5. Creating and Managing vApps : 5.3 Directory Services in vCloud : 5.3.1 Hosting Locations for Directory Services
   
5.3.1 Hosting Locations for Directory Services
When selecting the placement of directory servers in the vCloud, consider the strict availability and longevity requirements for directory service servers in balance with the applications that will be supported by the deployed instance.
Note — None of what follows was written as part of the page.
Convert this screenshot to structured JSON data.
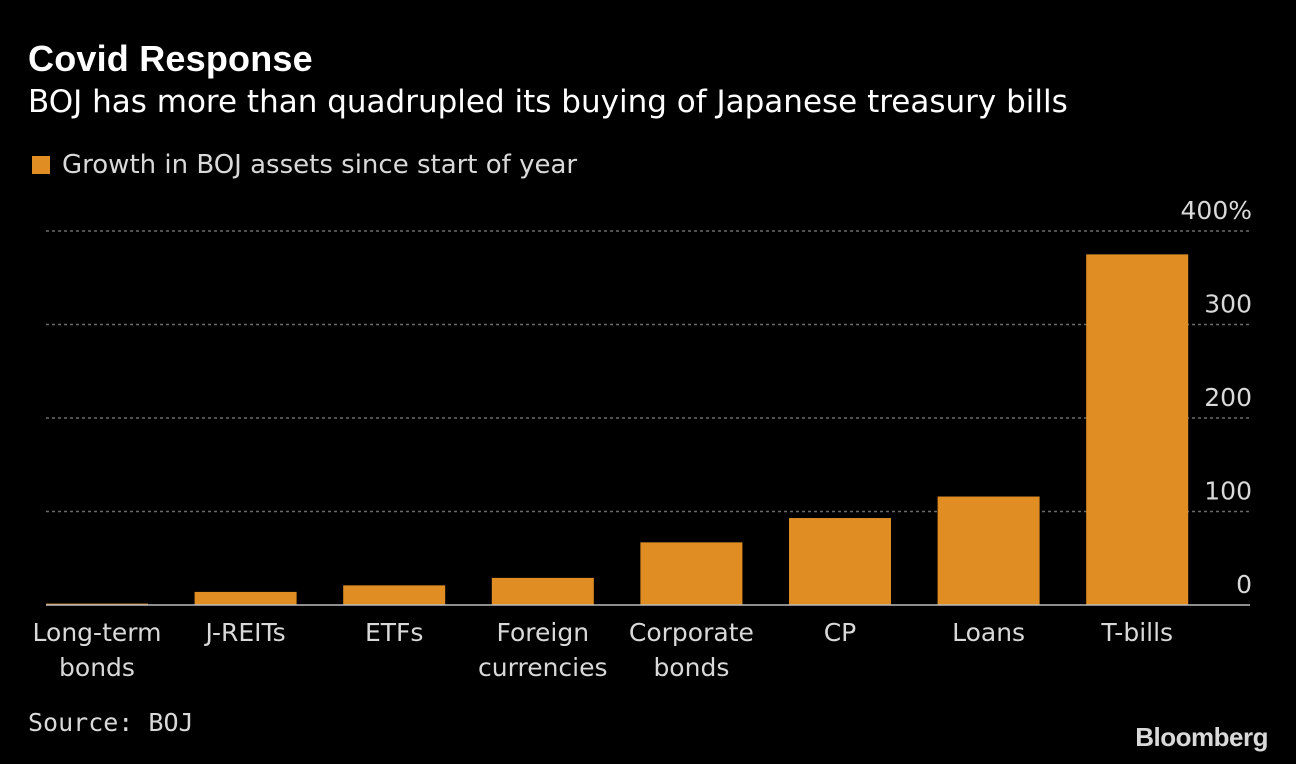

5.3.1.1. External to the vCloud
VMware recommends that any services that support the vCloud Director instance and infrastructure be hosted externally to the vCloud Director managed environment. Specifically, directory services should be hosted external to the vCloud and can be configured using standard procedures for virtualizing the service. Follow design guidelines for virtualizing Active Directory and other directory platforms. Using vCloud does not change these practices.
In a private vCloud architecture, directory services can be hosted external to the vCloud environment if there is no geographical separation between host platforms.
5.3.1.2. Within the vCloud
vCloud-hosted applications are dependent on directory service. After you determine the level of dependency, performance gains are achieved by encapsulating and distributing directory servers with dependent vApps services that are offered in the vCloud.
The expiration of run-time and storage leases for vApp hosting directory services can lead to unexpected outages for dependent applications. A solution to vApp expiration is to create a separate vCloud Director organization that has indefinite leases to host services that should not expire.
Provide for isolation between any redundant directory servers hosted within vCloud. To avoid single points of failure it might be necessary to distribute directory servers over multiple provider virtual datacenters that do not share physical dependencies.
5.3.1.3. Single Sign-On
As IT systems proliferate to support business processes, users and system administrators face an increasingly complicated interface. Users typically have to sign on to multiple systems, with multiple sign-on dialogs that might involve different user names and authentication information. System administrators must coordinate and manage user accounts within each system to maintain the integrity of security policy enforcement.
The goal of the vCloud Director 5.1 Web Single Sign-On (SSO) feature is to simplify the sign-on process to provide an authentication service that can be used by service providers and enterprise customers.
Access control is a key security model component because it restricts unauthorized users. It is part of what is known as the triple A process of authentication, authorization, and accountability. Authentication systems have traditionally been based on passwords, and many organizations now use more advanced technologies such as tokens or biometrics. Some organizations enforce two-factor authentication.
Although knowing who should be authenticated serves as a basis of access control, authorization is also an issue. Authorization defines what access the user has and what capabilities are available. A vCloud administrator is normally authorized to perform more functions than an ordinary user. To control access to the end tenant’s vCloud organization, limit authorization to only the required functions.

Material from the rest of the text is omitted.